For this reason, I ask them if they would be willing to incorporate a mindfulness meditation practice into our work together. These clients are mostly driven, ambitious active people. Meditation feels like a boring waste of time to many of them. That is because they misunderstand what meditation practice is and how it relates to a mindful orientation to experiencing what shows up in their lives.
First, mindfulness is the goal of meditation practice. Mindfulness is a particular orientation toward how we live our life. Being mindful is to be present in your body with whatever circumstance you find yourself in. To be mindful is to not think, but to fully sense the experience you are having, in the moment it is happening. To be mindful is to be constantly attentive to each micro-moment.
Like Joe, for many of us we believe being successful at meditating means having a clear mind. Having spent time as both student and teacher of meditation for over forty years, it is impossible to have a clear mind, devoid of random chaotic thoughts arising between our ears, on an ongoing basis. The goal of meditating is not, to never be distracted or disturbed, but rather when you become distracted or disturbed, the goal is to not be distracted and disturbed by those distractions and/or disturbances. They just are, neither good nor bad. Those distractions and disturbances (with practice) become like leaves floating on a slowly moving creek, while you sit on the bank allowing them to pass by without judgement. You learn over time not to invite those thoughts in for tea.

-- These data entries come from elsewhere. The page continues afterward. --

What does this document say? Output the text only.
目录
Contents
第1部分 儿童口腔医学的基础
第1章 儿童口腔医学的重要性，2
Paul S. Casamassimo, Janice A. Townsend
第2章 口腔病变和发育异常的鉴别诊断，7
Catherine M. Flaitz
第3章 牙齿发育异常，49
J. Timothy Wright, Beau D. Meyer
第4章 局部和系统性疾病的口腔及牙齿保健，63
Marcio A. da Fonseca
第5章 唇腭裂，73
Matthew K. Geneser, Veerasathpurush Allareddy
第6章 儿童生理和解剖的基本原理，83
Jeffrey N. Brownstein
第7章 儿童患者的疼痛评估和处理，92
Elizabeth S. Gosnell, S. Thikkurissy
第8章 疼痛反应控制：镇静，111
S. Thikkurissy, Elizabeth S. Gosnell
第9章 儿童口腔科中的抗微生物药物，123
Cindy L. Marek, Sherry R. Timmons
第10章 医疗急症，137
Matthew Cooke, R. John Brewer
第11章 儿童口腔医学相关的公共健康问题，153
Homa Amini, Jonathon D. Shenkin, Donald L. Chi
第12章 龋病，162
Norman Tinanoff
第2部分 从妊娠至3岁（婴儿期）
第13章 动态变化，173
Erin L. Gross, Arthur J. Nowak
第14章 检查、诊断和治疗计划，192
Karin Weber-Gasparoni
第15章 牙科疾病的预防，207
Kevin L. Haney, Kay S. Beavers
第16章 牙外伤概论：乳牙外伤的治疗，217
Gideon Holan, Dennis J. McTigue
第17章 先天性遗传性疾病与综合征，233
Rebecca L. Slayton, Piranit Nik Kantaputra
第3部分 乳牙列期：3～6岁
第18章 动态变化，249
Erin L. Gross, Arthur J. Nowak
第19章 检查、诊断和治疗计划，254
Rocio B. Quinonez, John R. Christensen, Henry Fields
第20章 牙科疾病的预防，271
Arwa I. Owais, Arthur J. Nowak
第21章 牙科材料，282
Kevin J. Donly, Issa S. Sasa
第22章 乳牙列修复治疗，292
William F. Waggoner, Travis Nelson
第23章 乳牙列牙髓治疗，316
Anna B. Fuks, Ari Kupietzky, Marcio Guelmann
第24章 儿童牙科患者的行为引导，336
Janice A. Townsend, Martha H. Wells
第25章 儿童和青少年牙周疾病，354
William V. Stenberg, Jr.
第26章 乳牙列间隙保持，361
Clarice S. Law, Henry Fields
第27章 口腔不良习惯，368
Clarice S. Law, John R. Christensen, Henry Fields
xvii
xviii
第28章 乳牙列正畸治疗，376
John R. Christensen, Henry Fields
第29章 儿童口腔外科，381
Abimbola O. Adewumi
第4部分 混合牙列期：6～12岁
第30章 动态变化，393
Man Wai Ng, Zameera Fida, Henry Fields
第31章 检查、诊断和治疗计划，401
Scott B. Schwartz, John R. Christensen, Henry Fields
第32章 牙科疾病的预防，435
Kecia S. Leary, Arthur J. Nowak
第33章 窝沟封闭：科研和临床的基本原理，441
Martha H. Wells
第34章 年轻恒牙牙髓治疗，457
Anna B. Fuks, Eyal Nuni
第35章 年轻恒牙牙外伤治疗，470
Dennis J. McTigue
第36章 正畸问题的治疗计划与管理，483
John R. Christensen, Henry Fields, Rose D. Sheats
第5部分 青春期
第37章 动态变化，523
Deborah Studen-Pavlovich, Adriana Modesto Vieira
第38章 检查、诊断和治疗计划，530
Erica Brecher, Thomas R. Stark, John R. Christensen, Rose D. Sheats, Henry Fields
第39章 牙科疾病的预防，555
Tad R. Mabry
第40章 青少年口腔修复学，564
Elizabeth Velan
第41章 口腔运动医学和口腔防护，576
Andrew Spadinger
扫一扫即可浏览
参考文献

The goal of mindfulness meditation is freedom. The practice helps you develop a muscle that enables you to choose a response to a particular situation you find yourself in, rather than just reacting impulsively in a knee-jerk fashion to the situation. In the old days if my wife, in anger and frustration, called me a lazy or stupid so-and-so, I would have retaliated automatically with an even meaner insult. Today, I am more likely to notice what happens in my body, the tightness, the rising anger, and like leaves in the creek, watch that reaction come and go, and then choose a more useful response, if any, to her lash out at me. In the old days, escalation, with disturbance and distraction for hours or days. Today, a few minutes of yucky emotions and feelings, and then recovery.
My personal developmental goal is return to present. I am acknowledging that my mind will shift into the past or future, where thoughts and story live, and my job is to get it back to the present moment, without story, to allow a wise response to emerge from out of the story-less space.
So, Joe didn’t suck at meditating. He was mistaken about how to measure success. Again, success is not a clear mind, but rather to notice and recover from distractions and disturbances. Not to build those fearful thoughts into a story and react out of that story. Success is to come back to the present moment and patiently wait for your wise response to emerge.